There is a local scratch directory on each of the SCC nodes. This can be used as an additional (temporary) storage area. The files stored in the scratch directories are not backed up and will be deleted by the system after 31 day. To access a node’s local scratch space, simply refer to /scratch. You can access a specific scratch space from any other node on the system by specifying its full network path: /net/scc-xx#/scratch,where xx is a two-letter string such as ab and # is generally a single-digit number (see the Technical Summary for the full list of node names):

scc% cd /net/scc-fc3/scratch

While the job is running, reading and writing to Project Disk Space is slower than to local storage, so you might want to consider saving intermediate results on a storage local to the compute node.
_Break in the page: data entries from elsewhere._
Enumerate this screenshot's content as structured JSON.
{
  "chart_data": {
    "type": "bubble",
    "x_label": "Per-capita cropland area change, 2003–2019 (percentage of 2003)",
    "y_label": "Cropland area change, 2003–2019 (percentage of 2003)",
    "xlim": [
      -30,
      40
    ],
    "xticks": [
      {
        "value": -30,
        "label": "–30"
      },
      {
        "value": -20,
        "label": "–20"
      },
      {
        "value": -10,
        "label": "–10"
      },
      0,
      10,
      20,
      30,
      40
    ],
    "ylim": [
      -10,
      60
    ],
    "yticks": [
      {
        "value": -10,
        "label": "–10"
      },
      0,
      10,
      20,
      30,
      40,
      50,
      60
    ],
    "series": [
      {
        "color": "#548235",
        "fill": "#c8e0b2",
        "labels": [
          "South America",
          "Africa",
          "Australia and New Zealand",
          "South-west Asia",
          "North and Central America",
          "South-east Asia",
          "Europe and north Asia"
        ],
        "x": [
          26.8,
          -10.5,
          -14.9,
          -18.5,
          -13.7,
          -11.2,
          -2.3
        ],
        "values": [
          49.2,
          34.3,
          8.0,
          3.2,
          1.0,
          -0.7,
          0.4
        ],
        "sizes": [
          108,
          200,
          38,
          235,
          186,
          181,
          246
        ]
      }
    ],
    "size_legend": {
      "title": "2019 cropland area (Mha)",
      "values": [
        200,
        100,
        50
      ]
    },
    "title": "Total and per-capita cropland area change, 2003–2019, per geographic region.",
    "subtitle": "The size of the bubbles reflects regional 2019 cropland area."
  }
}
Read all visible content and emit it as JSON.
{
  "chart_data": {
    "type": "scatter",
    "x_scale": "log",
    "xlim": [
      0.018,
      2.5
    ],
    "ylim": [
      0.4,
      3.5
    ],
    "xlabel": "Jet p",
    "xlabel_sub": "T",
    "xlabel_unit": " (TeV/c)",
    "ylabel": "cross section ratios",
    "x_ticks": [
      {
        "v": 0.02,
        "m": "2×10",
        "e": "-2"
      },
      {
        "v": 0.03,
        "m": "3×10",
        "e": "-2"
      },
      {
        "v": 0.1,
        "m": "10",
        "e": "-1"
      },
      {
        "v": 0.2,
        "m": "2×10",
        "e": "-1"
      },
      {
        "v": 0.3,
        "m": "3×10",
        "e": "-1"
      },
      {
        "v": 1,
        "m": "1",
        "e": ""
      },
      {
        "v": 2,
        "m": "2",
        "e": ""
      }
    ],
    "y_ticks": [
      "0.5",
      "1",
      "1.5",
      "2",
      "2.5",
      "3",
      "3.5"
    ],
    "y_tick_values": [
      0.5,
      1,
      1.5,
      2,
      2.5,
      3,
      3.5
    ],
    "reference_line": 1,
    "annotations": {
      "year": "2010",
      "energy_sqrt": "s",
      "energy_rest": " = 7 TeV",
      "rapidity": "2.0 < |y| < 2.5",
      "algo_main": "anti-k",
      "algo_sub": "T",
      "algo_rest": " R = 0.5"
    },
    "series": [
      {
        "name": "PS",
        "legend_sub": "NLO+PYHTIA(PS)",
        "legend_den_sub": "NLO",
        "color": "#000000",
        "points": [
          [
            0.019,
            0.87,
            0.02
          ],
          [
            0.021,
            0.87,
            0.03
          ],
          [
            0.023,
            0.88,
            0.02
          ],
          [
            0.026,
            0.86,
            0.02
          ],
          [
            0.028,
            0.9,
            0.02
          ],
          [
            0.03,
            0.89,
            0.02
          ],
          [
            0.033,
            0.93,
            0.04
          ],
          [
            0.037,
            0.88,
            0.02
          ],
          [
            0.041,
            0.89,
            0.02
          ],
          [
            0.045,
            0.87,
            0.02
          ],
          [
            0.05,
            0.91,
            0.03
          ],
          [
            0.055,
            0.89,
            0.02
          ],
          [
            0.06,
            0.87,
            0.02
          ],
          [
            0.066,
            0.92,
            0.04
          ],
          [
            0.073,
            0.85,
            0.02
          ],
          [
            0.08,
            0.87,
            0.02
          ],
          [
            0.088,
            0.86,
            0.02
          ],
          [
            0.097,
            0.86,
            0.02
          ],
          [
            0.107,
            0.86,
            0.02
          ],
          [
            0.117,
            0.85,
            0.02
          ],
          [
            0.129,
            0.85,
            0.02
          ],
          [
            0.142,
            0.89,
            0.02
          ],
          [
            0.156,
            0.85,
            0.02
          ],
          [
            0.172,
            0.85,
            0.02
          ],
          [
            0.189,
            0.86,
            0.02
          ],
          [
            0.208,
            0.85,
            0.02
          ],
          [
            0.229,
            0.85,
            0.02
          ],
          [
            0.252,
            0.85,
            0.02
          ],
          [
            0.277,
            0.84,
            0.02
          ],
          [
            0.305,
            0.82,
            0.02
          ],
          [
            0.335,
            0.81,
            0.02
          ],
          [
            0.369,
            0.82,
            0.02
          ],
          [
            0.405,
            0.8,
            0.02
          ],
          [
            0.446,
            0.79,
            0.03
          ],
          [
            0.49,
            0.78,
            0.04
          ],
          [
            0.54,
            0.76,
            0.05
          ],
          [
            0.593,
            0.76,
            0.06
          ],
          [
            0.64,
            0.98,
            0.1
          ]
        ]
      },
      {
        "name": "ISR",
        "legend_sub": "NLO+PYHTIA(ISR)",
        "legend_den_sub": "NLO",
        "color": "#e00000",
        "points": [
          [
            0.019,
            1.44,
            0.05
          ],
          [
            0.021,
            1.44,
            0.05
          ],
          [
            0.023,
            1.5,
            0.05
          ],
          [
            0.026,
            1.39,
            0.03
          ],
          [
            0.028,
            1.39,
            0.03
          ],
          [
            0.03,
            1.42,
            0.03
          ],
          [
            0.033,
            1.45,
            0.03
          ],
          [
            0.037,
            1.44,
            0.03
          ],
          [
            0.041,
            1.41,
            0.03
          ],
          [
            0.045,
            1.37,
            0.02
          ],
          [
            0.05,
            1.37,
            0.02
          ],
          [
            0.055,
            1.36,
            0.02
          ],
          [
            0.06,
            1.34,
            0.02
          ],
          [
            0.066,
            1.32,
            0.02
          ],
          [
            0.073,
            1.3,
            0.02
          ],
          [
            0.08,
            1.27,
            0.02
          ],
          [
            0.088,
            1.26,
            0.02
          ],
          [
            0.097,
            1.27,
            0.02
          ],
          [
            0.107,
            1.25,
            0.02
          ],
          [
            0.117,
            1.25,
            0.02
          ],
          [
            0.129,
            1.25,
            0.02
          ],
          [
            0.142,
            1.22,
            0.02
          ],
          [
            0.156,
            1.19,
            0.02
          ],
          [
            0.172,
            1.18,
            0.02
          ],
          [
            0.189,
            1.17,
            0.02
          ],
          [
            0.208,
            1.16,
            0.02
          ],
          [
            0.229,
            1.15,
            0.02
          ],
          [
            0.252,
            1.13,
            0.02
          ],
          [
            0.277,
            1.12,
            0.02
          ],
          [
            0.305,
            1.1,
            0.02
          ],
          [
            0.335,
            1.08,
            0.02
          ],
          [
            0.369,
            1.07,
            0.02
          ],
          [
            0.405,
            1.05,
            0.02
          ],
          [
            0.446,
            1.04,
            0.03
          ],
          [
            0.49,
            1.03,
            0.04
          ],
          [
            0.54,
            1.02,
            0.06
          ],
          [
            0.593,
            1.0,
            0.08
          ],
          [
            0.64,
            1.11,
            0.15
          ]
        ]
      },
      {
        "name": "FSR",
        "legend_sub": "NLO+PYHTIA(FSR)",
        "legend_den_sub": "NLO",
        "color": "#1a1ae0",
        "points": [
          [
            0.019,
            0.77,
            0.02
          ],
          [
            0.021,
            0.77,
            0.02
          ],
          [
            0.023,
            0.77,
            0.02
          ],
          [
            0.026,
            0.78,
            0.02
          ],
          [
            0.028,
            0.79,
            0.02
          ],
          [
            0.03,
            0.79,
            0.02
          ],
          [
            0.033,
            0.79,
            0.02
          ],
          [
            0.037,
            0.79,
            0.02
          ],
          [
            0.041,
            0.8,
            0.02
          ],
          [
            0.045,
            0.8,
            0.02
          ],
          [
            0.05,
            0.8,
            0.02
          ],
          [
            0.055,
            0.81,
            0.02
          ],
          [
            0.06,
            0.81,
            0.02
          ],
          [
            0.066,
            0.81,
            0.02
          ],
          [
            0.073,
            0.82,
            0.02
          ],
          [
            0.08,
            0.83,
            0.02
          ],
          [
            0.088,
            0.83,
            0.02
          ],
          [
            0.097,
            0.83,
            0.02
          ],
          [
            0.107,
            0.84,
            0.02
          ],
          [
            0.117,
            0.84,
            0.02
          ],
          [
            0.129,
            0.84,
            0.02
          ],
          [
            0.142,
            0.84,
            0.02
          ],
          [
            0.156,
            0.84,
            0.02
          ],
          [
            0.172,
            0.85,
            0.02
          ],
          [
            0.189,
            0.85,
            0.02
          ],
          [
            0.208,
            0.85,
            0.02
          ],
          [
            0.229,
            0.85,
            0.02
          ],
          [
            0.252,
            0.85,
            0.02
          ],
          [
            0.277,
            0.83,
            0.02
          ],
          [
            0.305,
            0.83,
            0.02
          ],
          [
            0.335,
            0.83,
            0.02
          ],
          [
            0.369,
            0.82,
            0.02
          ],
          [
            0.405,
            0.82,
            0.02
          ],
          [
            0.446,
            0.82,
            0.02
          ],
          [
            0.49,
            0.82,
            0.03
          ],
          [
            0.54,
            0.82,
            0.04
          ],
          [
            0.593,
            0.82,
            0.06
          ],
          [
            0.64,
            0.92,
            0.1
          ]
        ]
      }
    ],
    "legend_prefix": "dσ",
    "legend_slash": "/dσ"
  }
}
When the job is dispatched, a local temporary directory is created and its path is stored in the environment variable $TMPDIR. However, any data written to the $TMPDIR directory will be automatically deleted after the job is finished. The application can also create its own sub-directory in the scratch space and use this for temporary storage. This directory can be accessed for up to 31 day, though users are encouraged to remove any files created in the scratch space when they are no longer needed, so as to free up resources for other users.